私の中におっさん(魔王)がいる。~雪村の章~

 * * *

「なんで呪火を使った!?  生き残ってた兵士だっていたかも知れないのに! 俺はあんな事のために呪符を書いたんじゃないんだぞ!」

 風間の寝室につくなり、吠えた雪村に風間は深いため息をつきながら風呂敷包みをベッドに置いた。

「理由はご存知でしょう」
「知ってるけど、でも――」
「呪火を使って、あの屋敷を消滅させる事は同意していましたよね、雪村様?」
 どこか責めるように、諭すように言った風間に、雪村は不満気な顔を向けた。

「だけど、それは全部終わって帰るときで、人がいるときじゃないだろ。二条のやつだって、死んでいいわけじゃない」
「では、あそこで二条に証拠を残したまま退散すべきだったと?」
「そうだよ」

 ふてくされるように言って風間を睨んだ雪村に、嫌気がさしたように腕を組んで、息を吐いた。

「それでは、二条に魔王を復活させたことが露見し、証拠をつかまれて、谷中様を危険にさらしても良かったと仰るのですね?」
「それは……!」

「あそこで彼らをしとめなければ、谷中様は死ぬまで追われる身でしたよ」
「だけど、彼女のおかげで四方に飛んだじゃないか。二条だってどこにいるか分からないのに追ってくるか!?」
「それは結果論でしょう」

 ぴしゃりと言った風間に、雪村はやはり口をつぐんだ。
 雪村にも、それが結果論だということは分かっていたからだ。

 呪火を風間が使ったのは、ゆりが皆を飛ばす前だ。ゆりが皆を方々に飛ばすなどということは、風間にも、そうしたゆり自身でさえ予測できない事だったのだから。

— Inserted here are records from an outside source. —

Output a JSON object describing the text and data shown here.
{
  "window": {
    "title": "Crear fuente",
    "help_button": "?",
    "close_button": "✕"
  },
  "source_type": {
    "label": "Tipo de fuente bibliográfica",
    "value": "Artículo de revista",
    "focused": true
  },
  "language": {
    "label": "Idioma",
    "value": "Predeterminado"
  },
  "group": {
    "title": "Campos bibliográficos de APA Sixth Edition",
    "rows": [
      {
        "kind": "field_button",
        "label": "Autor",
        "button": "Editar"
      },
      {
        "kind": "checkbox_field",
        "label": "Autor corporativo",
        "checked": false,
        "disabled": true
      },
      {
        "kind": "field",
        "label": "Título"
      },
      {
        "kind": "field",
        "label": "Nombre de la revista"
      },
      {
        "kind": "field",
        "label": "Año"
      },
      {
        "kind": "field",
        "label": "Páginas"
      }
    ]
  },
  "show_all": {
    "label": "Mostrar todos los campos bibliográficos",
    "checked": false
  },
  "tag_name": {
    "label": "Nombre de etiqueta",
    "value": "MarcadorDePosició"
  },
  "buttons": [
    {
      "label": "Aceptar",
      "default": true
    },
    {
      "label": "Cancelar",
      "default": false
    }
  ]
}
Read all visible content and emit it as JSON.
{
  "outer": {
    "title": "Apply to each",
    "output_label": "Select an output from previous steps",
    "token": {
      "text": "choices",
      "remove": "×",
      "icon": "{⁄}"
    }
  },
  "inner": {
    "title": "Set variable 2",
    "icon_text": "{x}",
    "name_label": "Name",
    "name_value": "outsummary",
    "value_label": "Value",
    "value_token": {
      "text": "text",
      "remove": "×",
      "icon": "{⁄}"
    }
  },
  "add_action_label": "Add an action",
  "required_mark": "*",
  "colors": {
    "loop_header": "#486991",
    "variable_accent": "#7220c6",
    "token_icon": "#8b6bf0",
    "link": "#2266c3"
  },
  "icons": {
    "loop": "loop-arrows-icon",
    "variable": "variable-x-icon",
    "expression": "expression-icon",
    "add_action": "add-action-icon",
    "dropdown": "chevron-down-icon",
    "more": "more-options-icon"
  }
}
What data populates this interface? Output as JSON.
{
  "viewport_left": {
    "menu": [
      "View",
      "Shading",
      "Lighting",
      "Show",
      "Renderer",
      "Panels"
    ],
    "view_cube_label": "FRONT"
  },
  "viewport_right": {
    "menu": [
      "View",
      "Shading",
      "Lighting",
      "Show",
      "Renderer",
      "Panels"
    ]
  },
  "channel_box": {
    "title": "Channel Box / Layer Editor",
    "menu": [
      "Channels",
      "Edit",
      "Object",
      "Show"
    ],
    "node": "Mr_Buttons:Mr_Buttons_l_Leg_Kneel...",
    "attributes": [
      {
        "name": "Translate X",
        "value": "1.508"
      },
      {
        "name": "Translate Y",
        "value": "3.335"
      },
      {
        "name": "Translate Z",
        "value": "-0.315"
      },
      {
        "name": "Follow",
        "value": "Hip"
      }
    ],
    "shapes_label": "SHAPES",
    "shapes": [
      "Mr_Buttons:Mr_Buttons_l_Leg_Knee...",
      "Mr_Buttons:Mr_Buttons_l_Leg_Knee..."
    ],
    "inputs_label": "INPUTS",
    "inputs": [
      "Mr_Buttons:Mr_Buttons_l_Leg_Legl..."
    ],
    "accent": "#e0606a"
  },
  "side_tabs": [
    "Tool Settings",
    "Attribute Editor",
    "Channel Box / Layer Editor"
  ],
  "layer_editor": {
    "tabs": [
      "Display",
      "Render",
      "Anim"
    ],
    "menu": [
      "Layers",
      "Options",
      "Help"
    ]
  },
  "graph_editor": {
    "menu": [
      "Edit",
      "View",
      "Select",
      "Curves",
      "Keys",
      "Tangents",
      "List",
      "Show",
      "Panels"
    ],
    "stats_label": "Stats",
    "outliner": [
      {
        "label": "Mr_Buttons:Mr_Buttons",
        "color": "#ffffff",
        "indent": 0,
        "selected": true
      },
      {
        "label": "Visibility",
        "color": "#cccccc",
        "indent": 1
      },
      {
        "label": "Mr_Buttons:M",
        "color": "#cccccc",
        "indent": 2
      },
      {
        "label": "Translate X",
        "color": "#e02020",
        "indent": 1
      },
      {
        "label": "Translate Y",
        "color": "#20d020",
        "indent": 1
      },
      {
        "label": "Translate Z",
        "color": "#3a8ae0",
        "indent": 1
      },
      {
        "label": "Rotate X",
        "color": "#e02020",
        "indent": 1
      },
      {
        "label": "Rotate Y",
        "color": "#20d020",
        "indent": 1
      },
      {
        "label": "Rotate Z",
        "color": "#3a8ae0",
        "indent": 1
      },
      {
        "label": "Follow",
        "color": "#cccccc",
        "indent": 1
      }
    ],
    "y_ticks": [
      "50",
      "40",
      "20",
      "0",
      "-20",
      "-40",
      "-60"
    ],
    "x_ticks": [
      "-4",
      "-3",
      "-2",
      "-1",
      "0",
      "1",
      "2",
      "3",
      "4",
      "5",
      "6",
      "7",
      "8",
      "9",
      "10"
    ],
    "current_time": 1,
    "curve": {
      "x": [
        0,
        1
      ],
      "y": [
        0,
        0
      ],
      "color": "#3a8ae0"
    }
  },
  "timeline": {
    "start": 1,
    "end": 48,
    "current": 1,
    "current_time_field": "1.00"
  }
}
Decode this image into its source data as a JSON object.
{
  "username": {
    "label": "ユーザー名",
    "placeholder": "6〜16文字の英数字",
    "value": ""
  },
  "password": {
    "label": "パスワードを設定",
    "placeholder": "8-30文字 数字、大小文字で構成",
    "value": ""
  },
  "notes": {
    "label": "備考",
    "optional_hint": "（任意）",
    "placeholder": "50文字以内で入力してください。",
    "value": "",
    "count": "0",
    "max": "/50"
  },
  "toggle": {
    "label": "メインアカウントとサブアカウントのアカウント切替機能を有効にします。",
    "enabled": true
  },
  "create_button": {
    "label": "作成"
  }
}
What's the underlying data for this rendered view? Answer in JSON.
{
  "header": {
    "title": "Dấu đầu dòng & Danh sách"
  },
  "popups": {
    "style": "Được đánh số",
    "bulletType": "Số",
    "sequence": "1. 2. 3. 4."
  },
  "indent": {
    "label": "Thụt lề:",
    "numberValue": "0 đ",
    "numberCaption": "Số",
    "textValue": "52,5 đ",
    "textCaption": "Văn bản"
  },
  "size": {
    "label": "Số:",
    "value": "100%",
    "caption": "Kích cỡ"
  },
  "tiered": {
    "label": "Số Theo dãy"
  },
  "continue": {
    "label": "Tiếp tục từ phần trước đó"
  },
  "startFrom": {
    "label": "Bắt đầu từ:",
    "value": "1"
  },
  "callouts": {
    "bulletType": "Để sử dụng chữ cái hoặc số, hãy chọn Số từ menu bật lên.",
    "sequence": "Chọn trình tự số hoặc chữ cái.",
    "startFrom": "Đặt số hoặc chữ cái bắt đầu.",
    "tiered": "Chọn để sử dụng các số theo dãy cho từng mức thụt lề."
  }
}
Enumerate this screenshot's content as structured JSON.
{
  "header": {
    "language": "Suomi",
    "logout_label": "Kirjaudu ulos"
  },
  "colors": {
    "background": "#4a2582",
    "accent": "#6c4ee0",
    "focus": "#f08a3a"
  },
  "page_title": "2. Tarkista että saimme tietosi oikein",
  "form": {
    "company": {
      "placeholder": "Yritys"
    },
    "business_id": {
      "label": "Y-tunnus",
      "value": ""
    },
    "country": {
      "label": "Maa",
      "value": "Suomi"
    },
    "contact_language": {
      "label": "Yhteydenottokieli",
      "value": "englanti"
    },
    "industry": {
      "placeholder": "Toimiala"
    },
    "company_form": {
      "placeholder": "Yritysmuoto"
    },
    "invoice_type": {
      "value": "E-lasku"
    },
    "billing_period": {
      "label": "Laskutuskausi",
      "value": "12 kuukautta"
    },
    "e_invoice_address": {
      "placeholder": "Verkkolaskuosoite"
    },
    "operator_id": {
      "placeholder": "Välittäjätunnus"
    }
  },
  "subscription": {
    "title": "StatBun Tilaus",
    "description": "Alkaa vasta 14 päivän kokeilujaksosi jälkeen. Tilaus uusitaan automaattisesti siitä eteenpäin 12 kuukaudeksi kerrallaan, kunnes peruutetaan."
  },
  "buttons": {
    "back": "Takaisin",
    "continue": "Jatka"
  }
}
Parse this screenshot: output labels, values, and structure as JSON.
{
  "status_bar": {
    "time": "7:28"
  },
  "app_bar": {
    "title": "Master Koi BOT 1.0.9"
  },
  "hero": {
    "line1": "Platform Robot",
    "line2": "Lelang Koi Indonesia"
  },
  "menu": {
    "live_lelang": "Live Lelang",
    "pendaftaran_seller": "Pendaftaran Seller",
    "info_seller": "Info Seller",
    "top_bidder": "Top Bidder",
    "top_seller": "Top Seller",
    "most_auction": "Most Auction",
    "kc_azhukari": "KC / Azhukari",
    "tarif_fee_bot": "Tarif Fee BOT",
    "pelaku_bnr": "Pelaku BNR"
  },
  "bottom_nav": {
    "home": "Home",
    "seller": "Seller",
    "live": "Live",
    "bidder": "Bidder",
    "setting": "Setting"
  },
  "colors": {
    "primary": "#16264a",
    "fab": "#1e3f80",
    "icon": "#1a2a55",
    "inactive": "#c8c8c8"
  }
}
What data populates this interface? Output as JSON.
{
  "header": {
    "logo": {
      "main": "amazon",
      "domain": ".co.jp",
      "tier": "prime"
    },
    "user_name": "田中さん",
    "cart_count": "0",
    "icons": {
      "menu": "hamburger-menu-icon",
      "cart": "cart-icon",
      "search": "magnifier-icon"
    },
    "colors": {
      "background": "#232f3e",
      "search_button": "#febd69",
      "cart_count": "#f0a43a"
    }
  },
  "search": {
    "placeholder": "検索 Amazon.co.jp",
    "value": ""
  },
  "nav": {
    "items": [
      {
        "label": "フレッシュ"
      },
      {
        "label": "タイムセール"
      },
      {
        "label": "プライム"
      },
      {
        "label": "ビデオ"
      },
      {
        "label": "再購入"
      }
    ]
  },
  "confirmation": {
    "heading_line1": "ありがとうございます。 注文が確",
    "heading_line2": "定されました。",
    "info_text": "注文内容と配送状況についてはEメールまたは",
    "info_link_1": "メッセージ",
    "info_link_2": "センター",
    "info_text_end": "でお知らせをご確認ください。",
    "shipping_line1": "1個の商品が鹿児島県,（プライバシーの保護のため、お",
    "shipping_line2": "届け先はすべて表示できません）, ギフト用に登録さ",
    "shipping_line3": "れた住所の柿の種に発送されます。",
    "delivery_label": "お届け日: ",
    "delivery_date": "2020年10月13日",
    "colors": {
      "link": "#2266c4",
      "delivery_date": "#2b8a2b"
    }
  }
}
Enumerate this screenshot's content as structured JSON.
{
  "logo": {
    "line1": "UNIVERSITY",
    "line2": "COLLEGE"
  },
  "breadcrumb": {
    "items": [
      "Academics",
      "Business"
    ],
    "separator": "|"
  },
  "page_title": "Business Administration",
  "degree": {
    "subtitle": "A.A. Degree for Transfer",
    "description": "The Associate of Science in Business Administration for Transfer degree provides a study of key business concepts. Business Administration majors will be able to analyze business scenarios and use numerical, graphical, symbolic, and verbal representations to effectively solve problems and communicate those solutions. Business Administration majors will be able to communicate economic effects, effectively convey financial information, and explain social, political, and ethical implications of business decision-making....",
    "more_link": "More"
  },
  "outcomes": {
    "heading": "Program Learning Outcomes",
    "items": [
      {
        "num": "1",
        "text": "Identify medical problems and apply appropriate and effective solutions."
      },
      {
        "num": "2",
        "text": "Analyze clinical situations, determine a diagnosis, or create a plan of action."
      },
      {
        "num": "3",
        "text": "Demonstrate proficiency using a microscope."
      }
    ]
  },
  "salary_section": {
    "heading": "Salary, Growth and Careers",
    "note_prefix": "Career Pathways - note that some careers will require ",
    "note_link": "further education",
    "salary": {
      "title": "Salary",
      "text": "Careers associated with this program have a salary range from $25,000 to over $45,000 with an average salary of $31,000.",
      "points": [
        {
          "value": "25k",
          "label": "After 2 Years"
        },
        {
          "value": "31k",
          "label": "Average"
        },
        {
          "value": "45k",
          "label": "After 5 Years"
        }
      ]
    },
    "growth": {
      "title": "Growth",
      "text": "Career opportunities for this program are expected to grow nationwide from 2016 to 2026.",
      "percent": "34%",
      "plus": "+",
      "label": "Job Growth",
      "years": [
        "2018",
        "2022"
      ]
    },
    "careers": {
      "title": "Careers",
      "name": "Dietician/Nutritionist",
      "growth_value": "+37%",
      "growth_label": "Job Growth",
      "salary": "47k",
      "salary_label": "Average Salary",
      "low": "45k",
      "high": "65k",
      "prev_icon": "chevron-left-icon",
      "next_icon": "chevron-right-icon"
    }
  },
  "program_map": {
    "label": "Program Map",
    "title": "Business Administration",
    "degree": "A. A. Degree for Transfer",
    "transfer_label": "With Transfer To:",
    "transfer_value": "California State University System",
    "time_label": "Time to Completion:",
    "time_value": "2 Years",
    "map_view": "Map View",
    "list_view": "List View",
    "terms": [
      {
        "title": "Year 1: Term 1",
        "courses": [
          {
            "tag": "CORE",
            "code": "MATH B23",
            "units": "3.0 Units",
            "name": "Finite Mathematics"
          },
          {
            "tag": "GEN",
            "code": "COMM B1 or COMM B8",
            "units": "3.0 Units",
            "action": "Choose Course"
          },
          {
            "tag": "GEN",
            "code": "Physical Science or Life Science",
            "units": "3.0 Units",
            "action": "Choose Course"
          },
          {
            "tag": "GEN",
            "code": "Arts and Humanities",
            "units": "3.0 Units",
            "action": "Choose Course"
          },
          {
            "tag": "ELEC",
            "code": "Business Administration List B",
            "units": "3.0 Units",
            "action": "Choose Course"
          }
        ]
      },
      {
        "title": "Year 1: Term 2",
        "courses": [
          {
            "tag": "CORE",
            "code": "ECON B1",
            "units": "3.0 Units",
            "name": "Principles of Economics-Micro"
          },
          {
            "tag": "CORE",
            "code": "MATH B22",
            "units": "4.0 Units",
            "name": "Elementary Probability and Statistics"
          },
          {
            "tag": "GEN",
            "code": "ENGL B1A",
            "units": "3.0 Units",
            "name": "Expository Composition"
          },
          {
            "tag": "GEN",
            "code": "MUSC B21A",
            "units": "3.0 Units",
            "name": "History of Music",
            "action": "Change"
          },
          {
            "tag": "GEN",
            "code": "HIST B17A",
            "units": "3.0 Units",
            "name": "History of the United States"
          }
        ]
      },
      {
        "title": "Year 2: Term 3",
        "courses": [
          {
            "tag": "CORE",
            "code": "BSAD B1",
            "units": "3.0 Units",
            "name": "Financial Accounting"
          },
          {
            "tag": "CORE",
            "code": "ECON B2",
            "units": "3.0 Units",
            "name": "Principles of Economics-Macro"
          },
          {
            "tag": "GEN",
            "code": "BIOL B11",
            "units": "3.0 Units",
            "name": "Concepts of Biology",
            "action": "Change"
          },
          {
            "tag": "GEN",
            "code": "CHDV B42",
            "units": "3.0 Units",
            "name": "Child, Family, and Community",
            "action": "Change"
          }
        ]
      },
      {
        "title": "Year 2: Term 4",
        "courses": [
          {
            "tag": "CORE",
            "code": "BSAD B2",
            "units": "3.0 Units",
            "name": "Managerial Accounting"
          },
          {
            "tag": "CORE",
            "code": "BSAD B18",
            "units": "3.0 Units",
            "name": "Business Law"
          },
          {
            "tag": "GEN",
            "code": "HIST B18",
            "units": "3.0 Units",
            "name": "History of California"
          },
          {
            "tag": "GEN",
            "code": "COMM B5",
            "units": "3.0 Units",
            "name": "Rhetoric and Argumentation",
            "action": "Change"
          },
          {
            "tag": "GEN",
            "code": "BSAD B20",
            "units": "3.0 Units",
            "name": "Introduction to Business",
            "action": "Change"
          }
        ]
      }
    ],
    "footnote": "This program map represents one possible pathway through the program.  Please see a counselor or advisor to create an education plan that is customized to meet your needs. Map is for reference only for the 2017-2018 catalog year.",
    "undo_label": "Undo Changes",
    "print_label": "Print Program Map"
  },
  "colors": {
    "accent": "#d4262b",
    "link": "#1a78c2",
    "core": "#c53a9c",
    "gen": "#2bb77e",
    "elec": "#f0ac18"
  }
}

「それに、彼らが捜索を断念するのも一時的でしょう。二条の洞窟に魔竜がいる限り、魔王の力がなくならない限り、二条は彼女を、魔王を殺す事を諦めはしないでしょう」
「魔竜なんて本当に存在すんのかよ……」
 ふてくされた雪村に、風間は真剣な瞳を向けた。
「いますよ。私も結も、この目で見たのですから」

 雪村は無理やり納得するように瞳を伏して、顔を上げた。

「百歩譲って、それは良かったとするよ。でも、生き残りの兵士がいるかどうかの確認くらいしてからでも良かったんじゃないのか?」

 雪村の問いに、風間は疲れたように息を吐く。

「あの兵士は王からの間者のようなものなのですよ」
「だから、死んでも良いって言うのかよ」

「そうとまでは言いません。ですが、あの状況下でどうやって確認を取れと言うのです。
二次、三次被害を出せとおっしゃるのですか? いいかげん現状を見て、対処出来るよう
になってもらわなければ困ります。貴方は三条の頭首なんですよ」

 風間は厳しい眼差しで見据えたが、雪村は拗ねたように口を尖らせた。

「なんだよ。頭首、頭首って――お前だって俺に隠してることあんだろ?」
「……なんのことですか?」

 風間は一瞬、僅かにぴくりと頬を動かした。真剣な眼差しで雪村を見据えたが、微かに左右に視線が揺れた。
 雪村は直感した。

 普段は鈍い彼だが、こと風間の事に至っては僅かな勘が働いた。
 ここ数年、風間はおかしい。魔王を復活させようと動き出してから、様子がおかしい気がしていた。何気なくではあったし、元来忘れ易い性質が災いしてか、今の今まで訊かなかったのだが、これを機に雪村は風間を問い詰めることに決めた。

「嘘つくなよ! お前と何年一緒にいると思ってんだ!」

 雪村の真剣な様子に、風間は観念したように息をついた。

「では、正直に申します。――私も、谷中様のことが好きなのです。だから、彼女の事は諦めて下さい」
「……は?」

 唖然とする雪村を余所に、風間は身支度をし始めた。
 クローゼットからシャツを取り出して、ジャケットを脱いでベッドの上に置く。
 シャツのボタンに手をかけて、雪村に目配せをした。

「着替えたいのですが。なんなら、見ていかれますか?」
「――誰が! 男のストリップなんか見ねえよ!」

 顔を真っ赤にして、半ば半泣き状態で部屋を出て行った雪村を見送って、風間はくすっと微笑んだ。
 だが笑んだのは一瞬だった。
表情を曇らせた風間は、憂鬱そうに胸のボタンを外した。